I know that the answer will mostly be "But they're professionals". Yes, they are. But they are also human beings, and they feel love, warmth, annoyance and anger just like the rest of us. So what do you do? Do you use those real-life emotions in the scene? Or is that too close to home, so you keep a professional distance, creating your on-shoot emotions from somewhere else?
The only thing I've seen that deals with this from the cast of Sherlock is Amanda. I just saw an interview where she mentioned shooting the HLV scenes with Martin, and saying that she hoped she would never live through that in real life, Martin looking at her like that. (Paraphrasing). Which I think just makes this issue more interesting. We all know that a life-long partnership can be in a good, neutral or bad place. How to act together depending on the dynamic in your real-life relatinoship that day?
I just think this is an interesting topic. What about you guys?
Posted by This Is The Phantom Lady August 6, 2016 6:35 pm | #2 |
I will give the boring answer that it takes a professional actor to do that... but also I suppose you need some professionalism from both parties... to 'square' an argument and take it after you're done working. Or get it over and done with.
With the acting I've done myself I've used personal emotions from unrelated things, to display an emotion. I did that especially when I had to 'stage cry'...
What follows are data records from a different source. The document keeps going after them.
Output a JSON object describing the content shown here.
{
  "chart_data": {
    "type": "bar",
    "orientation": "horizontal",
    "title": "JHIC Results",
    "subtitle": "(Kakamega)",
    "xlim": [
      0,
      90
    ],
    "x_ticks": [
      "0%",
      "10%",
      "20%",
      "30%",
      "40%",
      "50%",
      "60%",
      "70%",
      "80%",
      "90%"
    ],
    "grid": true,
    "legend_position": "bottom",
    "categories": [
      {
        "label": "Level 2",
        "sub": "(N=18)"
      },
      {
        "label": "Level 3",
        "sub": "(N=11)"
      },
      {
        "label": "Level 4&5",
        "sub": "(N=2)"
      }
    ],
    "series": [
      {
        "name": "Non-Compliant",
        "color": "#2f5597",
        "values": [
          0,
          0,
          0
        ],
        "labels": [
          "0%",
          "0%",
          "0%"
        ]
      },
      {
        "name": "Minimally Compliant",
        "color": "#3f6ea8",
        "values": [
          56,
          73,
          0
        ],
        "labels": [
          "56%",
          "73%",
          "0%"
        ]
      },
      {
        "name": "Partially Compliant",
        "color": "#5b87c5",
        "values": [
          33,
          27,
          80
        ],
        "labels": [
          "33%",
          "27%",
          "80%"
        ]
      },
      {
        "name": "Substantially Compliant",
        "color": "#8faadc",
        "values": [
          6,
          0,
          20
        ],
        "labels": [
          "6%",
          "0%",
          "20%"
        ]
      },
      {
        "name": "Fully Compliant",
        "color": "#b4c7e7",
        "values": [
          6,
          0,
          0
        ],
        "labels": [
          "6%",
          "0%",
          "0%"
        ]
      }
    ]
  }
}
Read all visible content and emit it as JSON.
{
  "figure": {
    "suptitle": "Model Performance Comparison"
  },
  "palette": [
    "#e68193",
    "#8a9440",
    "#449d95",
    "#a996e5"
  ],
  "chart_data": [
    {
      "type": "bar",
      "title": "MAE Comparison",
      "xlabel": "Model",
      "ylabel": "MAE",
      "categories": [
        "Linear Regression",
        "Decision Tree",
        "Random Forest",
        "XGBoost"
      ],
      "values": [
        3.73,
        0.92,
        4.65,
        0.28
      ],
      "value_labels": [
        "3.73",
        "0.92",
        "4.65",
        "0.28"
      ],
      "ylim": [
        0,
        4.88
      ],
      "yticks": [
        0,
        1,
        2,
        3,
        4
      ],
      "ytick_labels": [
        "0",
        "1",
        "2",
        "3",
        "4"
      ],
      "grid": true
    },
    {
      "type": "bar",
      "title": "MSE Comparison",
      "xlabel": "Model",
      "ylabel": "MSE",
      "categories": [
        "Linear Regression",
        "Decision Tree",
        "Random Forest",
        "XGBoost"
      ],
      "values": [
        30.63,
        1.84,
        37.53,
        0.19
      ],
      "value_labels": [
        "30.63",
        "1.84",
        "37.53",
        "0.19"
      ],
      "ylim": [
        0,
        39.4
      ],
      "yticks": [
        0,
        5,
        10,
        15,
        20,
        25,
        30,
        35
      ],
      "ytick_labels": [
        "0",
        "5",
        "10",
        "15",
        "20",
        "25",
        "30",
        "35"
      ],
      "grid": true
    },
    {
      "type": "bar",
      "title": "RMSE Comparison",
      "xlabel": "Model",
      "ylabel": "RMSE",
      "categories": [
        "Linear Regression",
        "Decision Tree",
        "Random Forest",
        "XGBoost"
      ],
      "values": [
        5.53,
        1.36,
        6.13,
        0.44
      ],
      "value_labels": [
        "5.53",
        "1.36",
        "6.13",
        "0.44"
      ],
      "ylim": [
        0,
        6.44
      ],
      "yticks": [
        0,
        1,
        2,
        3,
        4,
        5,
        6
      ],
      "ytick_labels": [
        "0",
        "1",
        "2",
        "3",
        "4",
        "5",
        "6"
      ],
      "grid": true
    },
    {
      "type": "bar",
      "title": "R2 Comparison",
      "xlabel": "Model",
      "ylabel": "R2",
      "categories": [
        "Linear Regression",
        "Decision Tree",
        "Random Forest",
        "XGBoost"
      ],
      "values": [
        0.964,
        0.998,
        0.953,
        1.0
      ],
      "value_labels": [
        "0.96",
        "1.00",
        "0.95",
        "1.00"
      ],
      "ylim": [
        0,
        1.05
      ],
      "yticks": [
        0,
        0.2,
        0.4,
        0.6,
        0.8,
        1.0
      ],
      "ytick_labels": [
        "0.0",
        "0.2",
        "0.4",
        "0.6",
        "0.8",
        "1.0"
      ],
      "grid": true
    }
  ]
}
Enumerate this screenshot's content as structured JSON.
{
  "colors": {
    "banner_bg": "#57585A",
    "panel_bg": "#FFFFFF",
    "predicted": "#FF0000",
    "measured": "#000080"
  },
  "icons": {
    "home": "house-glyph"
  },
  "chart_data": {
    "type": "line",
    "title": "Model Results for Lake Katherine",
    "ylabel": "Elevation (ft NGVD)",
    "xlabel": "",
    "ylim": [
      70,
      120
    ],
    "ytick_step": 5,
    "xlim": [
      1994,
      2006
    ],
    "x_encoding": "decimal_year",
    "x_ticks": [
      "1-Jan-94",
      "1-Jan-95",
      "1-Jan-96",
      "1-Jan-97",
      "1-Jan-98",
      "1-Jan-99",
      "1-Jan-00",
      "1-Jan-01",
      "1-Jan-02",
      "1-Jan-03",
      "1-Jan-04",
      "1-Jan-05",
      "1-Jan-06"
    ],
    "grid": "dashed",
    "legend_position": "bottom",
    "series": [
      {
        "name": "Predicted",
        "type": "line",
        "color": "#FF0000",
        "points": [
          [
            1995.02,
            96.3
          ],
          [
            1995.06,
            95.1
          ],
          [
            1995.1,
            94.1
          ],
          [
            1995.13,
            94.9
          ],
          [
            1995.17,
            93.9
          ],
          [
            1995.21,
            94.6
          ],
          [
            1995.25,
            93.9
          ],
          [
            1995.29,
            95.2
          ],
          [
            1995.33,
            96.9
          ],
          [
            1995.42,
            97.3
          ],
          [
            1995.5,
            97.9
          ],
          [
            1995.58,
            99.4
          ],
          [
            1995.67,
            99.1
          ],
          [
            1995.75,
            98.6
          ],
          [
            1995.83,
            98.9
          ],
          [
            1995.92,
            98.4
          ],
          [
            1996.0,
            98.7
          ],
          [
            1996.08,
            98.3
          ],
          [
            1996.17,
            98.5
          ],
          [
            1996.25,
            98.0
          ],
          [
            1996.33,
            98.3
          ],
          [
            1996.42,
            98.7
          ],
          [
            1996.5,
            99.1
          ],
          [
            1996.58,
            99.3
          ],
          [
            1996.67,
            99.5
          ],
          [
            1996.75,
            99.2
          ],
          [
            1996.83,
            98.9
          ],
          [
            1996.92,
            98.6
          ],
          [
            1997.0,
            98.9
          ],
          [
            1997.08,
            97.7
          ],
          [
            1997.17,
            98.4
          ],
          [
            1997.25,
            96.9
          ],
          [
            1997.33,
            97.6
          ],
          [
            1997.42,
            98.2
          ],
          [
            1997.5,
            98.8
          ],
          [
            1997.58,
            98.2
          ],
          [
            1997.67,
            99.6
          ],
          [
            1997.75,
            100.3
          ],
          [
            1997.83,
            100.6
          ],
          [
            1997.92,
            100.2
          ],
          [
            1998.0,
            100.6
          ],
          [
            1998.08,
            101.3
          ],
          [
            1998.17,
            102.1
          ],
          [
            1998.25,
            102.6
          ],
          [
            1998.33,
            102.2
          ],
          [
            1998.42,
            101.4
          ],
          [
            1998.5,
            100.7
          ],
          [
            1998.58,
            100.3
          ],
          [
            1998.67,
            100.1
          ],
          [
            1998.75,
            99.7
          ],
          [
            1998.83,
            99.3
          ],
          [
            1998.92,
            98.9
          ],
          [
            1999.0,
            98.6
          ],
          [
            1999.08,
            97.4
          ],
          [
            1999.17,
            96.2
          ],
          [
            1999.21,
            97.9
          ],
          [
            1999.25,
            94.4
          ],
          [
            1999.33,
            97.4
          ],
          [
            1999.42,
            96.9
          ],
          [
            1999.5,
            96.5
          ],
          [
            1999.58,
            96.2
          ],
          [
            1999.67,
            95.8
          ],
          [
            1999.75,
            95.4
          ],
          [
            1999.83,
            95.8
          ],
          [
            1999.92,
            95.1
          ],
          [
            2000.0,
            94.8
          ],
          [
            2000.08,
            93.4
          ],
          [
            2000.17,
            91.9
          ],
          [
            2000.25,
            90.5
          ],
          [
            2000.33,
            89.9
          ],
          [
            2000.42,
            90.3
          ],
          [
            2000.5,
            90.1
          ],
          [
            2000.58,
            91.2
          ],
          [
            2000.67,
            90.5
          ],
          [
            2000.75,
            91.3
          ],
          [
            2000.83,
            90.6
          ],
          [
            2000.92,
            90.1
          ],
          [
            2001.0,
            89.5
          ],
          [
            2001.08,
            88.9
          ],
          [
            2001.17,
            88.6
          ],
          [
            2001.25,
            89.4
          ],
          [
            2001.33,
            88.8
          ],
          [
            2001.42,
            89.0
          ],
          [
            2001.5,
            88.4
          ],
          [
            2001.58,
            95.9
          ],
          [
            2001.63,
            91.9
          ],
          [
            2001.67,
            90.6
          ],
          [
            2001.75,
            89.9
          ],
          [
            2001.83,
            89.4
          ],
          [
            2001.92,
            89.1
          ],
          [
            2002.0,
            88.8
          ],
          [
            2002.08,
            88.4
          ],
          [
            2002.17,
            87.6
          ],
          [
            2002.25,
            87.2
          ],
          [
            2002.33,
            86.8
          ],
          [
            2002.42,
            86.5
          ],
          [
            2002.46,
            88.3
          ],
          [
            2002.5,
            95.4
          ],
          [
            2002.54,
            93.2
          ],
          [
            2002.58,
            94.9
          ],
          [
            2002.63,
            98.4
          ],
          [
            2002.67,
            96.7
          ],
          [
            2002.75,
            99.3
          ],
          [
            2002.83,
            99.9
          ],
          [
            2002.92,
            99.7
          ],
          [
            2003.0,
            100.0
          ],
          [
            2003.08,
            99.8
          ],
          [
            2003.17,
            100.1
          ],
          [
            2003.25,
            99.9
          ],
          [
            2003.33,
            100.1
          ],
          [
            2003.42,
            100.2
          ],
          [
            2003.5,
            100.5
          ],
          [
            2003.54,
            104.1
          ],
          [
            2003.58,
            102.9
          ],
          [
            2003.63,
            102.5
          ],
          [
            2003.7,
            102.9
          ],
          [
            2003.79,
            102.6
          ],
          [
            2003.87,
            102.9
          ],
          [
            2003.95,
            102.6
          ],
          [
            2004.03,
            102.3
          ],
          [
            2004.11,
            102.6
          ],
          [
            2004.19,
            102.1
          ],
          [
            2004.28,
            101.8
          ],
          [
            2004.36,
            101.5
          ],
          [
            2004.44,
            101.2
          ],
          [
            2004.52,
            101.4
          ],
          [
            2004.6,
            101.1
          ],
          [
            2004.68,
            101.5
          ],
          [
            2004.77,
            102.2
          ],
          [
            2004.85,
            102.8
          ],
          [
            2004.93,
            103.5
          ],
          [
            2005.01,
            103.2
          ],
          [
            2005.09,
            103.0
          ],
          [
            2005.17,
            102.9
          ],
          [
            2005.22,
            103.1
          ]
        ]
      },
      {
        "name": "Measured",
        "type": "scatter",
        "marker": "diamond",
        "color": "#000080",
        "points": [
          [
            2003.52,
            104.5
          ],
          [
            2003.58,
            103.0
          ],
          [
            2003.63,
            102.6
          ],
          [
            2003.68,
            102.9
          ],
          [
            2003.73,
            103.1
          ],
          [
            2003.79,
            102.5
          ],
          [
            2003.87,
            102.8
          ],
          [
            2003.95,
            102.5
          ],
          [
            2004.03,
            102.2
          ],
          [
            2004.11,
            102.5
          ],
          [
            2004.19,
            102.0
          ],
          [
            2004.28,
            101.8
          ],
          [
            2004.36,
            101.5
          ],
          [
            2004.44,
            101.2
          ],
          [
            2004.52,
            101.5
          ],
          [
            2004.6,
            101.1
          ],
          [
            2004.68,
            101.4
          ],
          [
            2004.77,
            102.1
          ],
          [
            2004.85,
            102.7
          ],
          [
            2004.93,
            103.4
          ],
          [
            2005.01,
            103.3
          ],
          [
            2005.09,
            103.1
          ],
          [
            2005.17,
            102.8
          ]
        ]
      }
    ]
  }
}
I had to play this godmother thing to a girl I hated in real life (well, she hated me and was a bully)... also played grandmother to the worst bully of them all. It's difficult, when it's something you don't even want to be in the room with. What I did was focus on my lines and my work, rather than my feelings for the person (and tried not to laugh when he actually got hit on the head, or didn't know his lines)
Posted by Yitzock August 7, 2016 6:02 pm | #3 |
I would say they keep the feelings as separate as they are able, though I would say that they might use the real life feelings for the performance if the situation allows.
On "I Love Lucy," William Frawley and Vivian Vance played a couple, but in real life they hated each other. They hated the lovey dovey scenes, but they still did them well. But they enjoyed the scenes where they fought or said nasty things to each other.